Buy plants in a smaller size when planting under mature trees. Try one quart of perennials instead of buying them in a one-gallon size. Buy smaller-sized shrubs, too.
You might be tempted to build up the soil around trees – even going so far as to build a raised bed – but doing that can be harmful to your trees; it can smother them. Tuck your herbaceous plants into the little spaces between tree roots. Then, dig the smallest hole that will fit your new plant.
Our Favorite Plants
Here are just a few of our favorite plants for shadowy spots. There are many more; but let this list inspire you to get started creating your own calm, cool, and restful retreat.
Japanese maples, redbud, cornelian cherry, flowering dogwood, serviceberry and witch hazel can be used if the canopy is high. These understory trees can help tie the treetops to the ground.
Yes, there are evergreens that grow in shade – western hemlock, yews, and arborvitae; and broadleaf evergreens boxwood and holly.
Rhododendrons, azaleas, hydrangeas, Japanese kerria, mountain laurel, calycanthus, itea, and viburnums are all great choices. Many of these shrubs flower in the spring bringing additional delight.
There are lots of perennials that don’t need a lot of light to flourish. For gorgeous foliage try ferns, hostas, Solomon’s seal, lady’s mantle, Jacob’s ladder, epimedium, heucheras, and blue eyed grass. Many of these perennials are spring bloomers – like bunnera, bergenia, lily of the valley, bleeding heart and columbine. But astilbe, aruncus and cimicifuga bloom in summer; and toad lily and some anemones are autumn bloomers.

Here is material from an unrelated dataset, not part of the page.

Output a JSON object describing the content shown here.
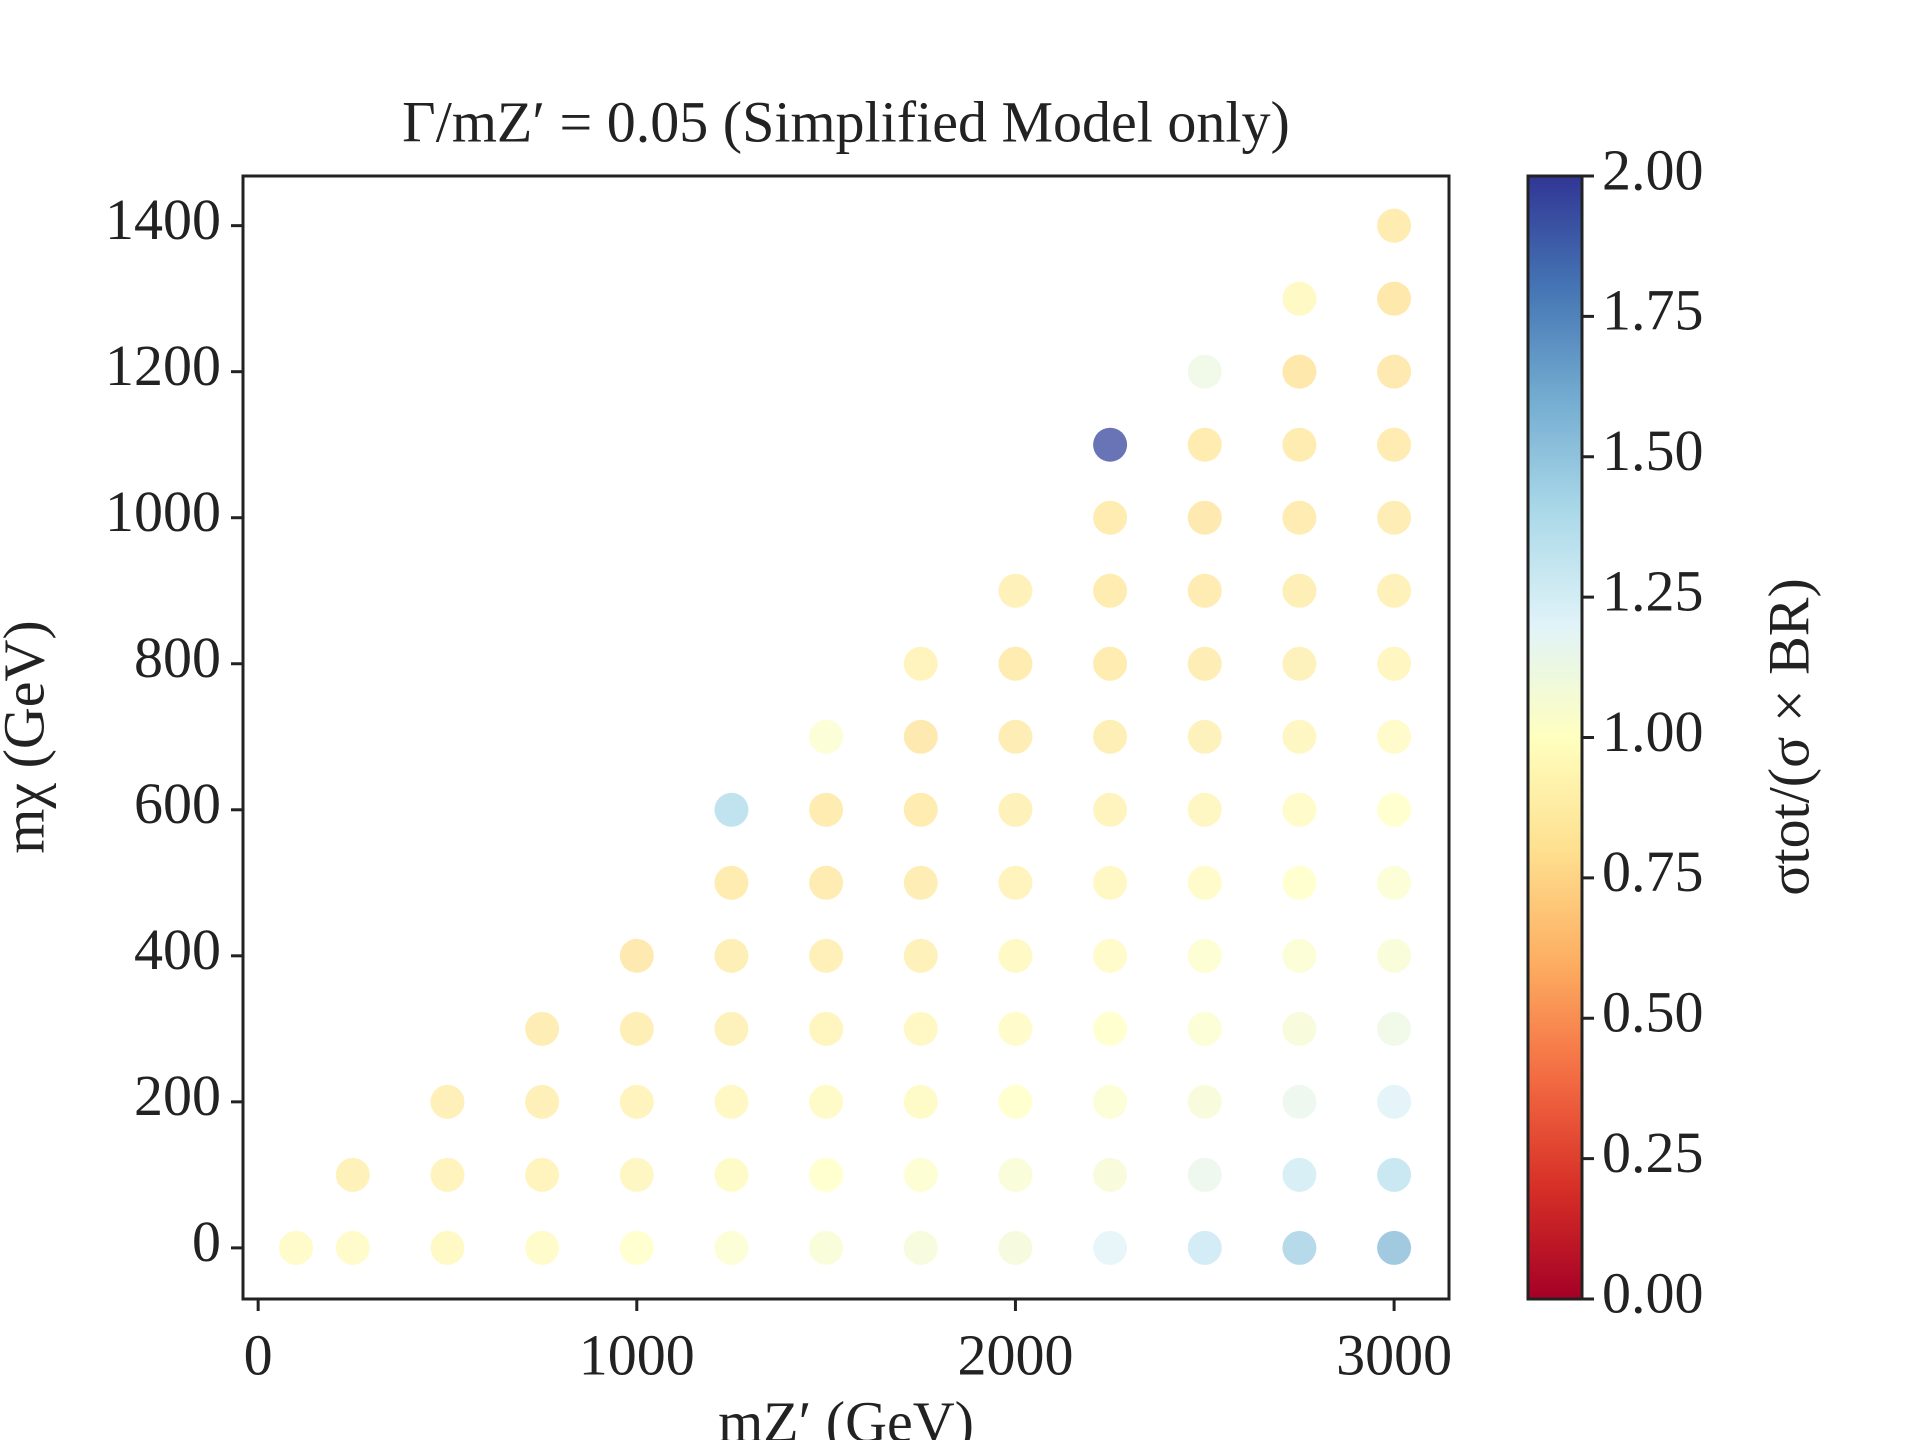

You can plant spring bulbs under deciduous trees, and they will get all the sunlight they need and bloom before the trees develop all their foliage. Many spring bulbs like dry conditions, making them perfect to use under thirsty trees.
If you plant a groundcover together with the bulbs you can have the best of both worlds – a garden that bursts into bloom in the spring and is a cool restful green for the rest of the season.
For season-long color in a shady spot, grow begonias, impatiens, caladium, hypoestes, coleus, lobelia, alyssum, torenia and salvia.
Try a fuchsia in a hanging basket, hung from low branches or from a porch railing. New Guinea impatiens positively glow but remember that these plants need a lot of water!
Take your garden to new heights with some vines. Clematis love their feet in the shade and their heads in the sun, so they’ll be very happy climbing up a tree. Other vines to consider are climbing hydrangeas, dutchman’s pipe, and Virginia creeper.
Groundcovers can be used to plant the entire area or can be tucked into pockets and crannies between roots that are too small or other plants.
Try wild ginger, ajuga, periwinkle (vinca), lamiums, liriope, sweet woodruff, creeping thyme, and pachysandra. These plants will spread over time, making a carpet along the ground.
Unfortunately, vegetables cannot flourish because they need at least 6 hours of sun per day. However, there are some herbs that can tolerate less sun. Consider herbs such as lemon balm, sorrel, lovage, mint, thyme, dill, parsley, chives, and coriander.
Ongoing Maintenance and Care
Your garden may need more water and fertilizer if there is competition for moisture and nutrients. Use mulch to help hold in the moisture. Mulch has the added benefit of adding nutrients to the soil as it breaks down. It’s a good idea to refresh the mulch every year or two.
You might not have to do much weeding. Violets and creeping charlie are weeds that thrive in the shade, but many other common garden weeds need more sunshine.